During which time a guy smart enough to start such a play will be hitting you in the side of the head. He’ll be raining down the blows. Maybe four in your two seconds, if he’s any good with the speed bag. Better to let the gun go for the time being. Better to come back to it later. Better to get ready for what you know is coming .
Reacher opened his hand and the Ruger fell away, and he started to unwind his counterclockwise twist, bringing his elbow up backhand, ducking his head down, and the first of the incoming blows bounced off the top of his skull, and then a left hook caught him above the ear, a savage blow, like an iron bar, and then his own elbow arrived in the neighborhood, scything a kind of defensive no-fly-zone through the nearby air, butting aside the next incoming right, and he used its momentum to pull a left hook of his own out of the bag, but the bang above the ear had set back the unwinding process an inch or two, so his blind aim was off, and the punch landed weakly, in that it didn’t knock the guy through the staircase railing, but merely bounced him off it.
At which point the guy showed yet more talent.
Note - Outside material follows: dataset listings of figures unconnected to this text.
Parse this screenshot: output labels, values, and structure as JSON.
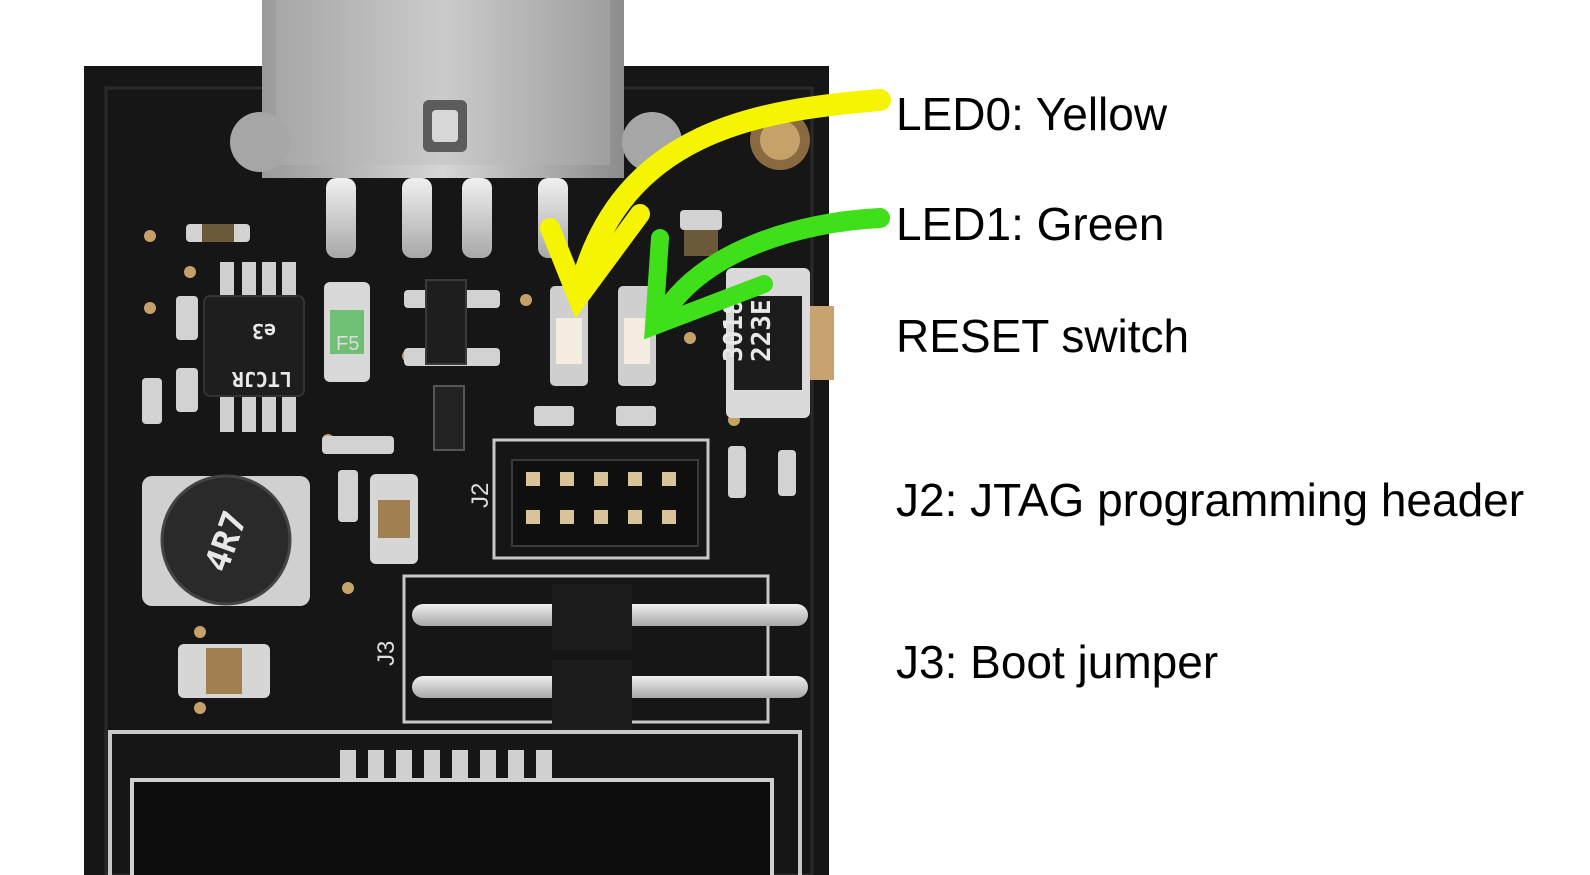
{
  "labels": {
    "led0": "LED0: Yellow",
    "led1": "LED1: Green",
    "reset": "RESET switch",
    "j2": "J2: JTAG programming header",
    "j3": "J3: Boot jumper"
  },
  "board_markings": {
    "regulator_top": "e3",
    "regulator_bottom": "LTCJR",
    "inductor": "4R7",
    "fuse": "F5",
    "switch_line1": "3018",
    "switch_line2": "223E",
    "j2_silk": "J2",
    "j3_silk": "J3"
  },
  "colors": {
    "board": "#161616",
    "silkscreen": "#c8c8c8",
    "led0_arrow": "#f5f500",
    "led1_arrow": "#3fe01a",
    "label_text": "#000000"
  }
}
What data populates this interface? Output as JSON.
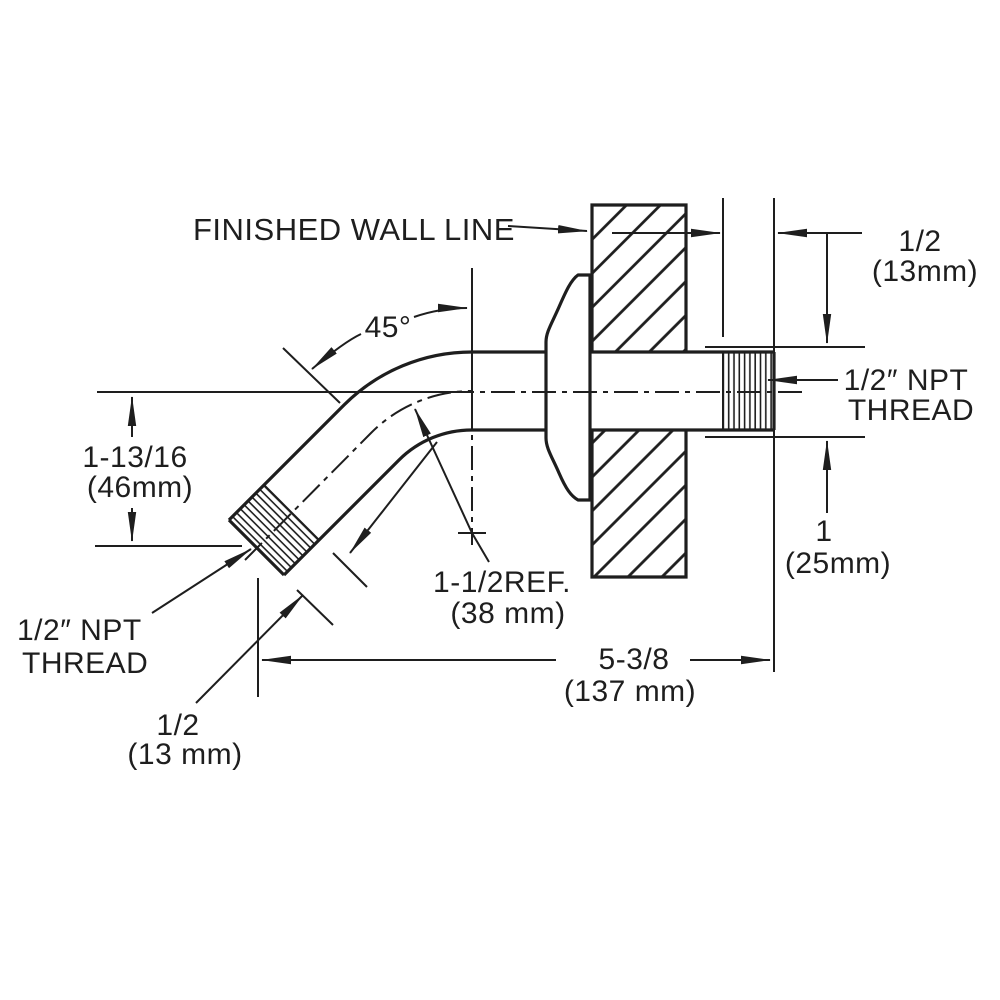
{
  "drawing": {
    "type": "technical-dimension-diagram",
    "subject": "45-degree shower arm through finished wall with escutcheon",
    "colors": {
      "ink": "#1e1e1e",
      "background": "#ffffff"
    },
    "labels": {
      "finished_wall_line": "FINISHED WALL LINE",
      "angle": "45°",
      "wall_thread_len_in": "1/2",
      "wall_thread_len_mm": "(13mm)",
      "npt_right_line1": "1/2″ NPT",
      "npt_right_line2": "THREAD",
      "behind_wall_in": "1",
      "behind_wall_mm": "(25mm)",
      "drop_in": "1-13/16",
      "drop_mm": "(46mm)",
      "radius_in": "1-1/2REF.",
      "radius_mm": "(38 mm)",
      "overall_len_in": "5-3/8",
      "overall_len_mm": "(137 mm)",
      "npt_left_line1": "1/2″ NPT",
      "npt_left_line2": "THREAD",
      "outlet_thread_len_in": "1/2",
      "outlet_thread_len_mm": "(13 mm)"
    }
  }
}
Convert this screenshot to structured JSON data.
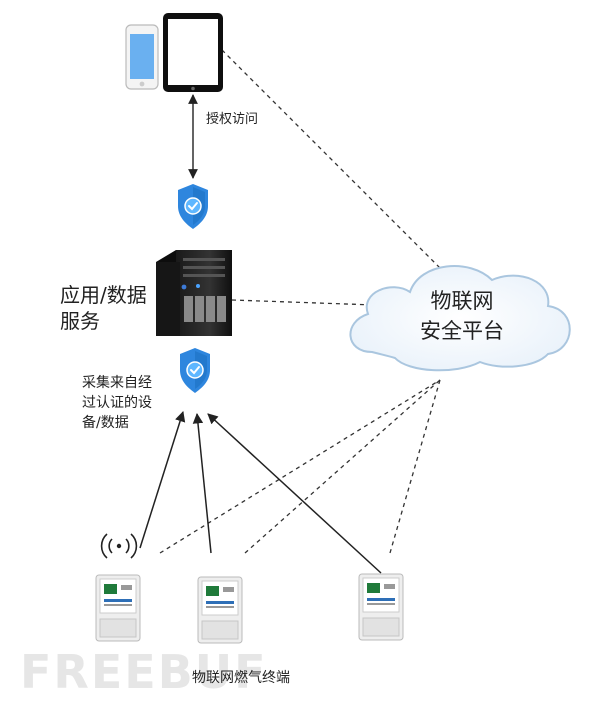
{
  "labels": {
    "authorized_access": "授权访问",
    "app_data_service": [
      "应用/数据",
      "服务"
    ],
    "collect_devices": [
      "采集来自经",
      "过认证的设",
      "备/数据"
    ],
    "iot_platform": [
      "物联网",
      "安全平台"
    ],
    "gas_terminals": "物联网燃气终端",
    "watermark": "FREEBUF"
  },
  "colors": {
    "shield": "#2e86de",
    "shield_dark": "#1b6fc0",
    "cloud_stroke": "#aac6df",
    "cloud_fill": "#f2f7fc",
    "line": "#222222",
    "phone_screen": "#6ab0f0"
  }
}
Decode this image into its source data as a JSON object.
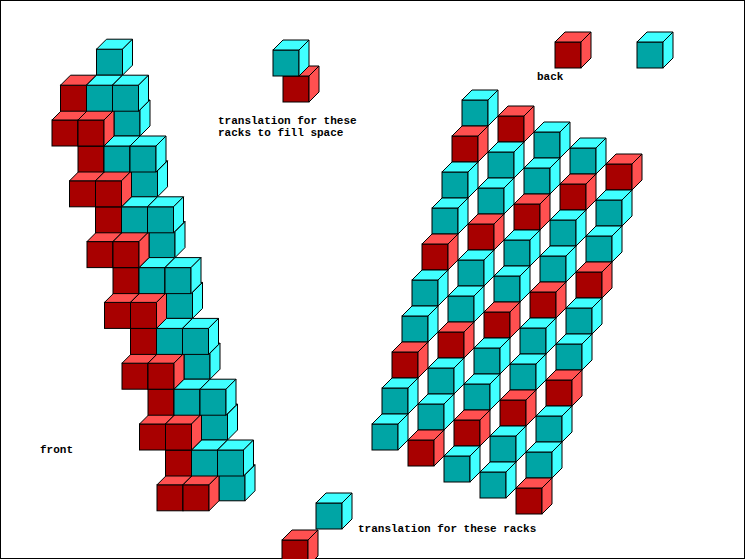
{
  "diagram": {
    "labels": [
      "back",
      "translation for these racks to fill space",
      "front",
      "translation for these racks"
    ]
  }
}
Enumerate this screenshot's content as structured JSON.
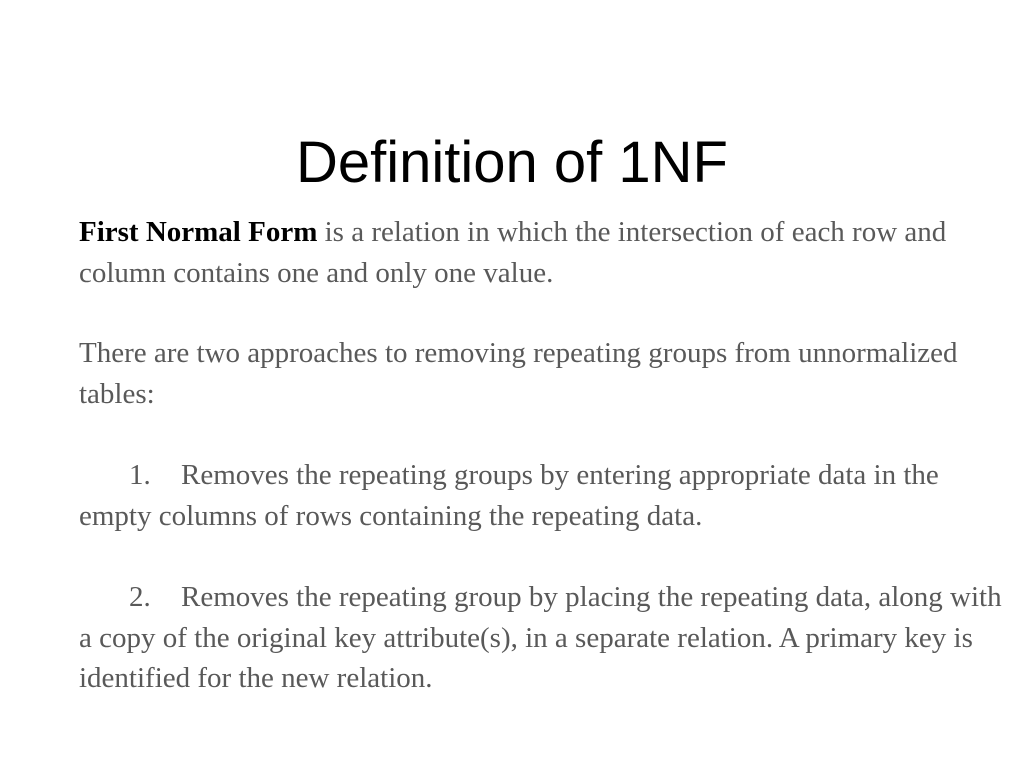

Naturally Reacher was leaning in, waiting to finish it, waiting for the guy to come flopping back, all loose and raggedy and defenseless, but the guy jerked away sideways, at ninety degrees. A supreme gymnastic effort. Remarkable, for a big man. And a lifesaver. With a bonus. Not only had the guy escaped a colossal impact but now Reacher had his weight on the wrong foot, so the guy took advantage, by stepping in a pace and crashing a short left into Reacher’s kidney. Which Reacher felt would leave a bruise.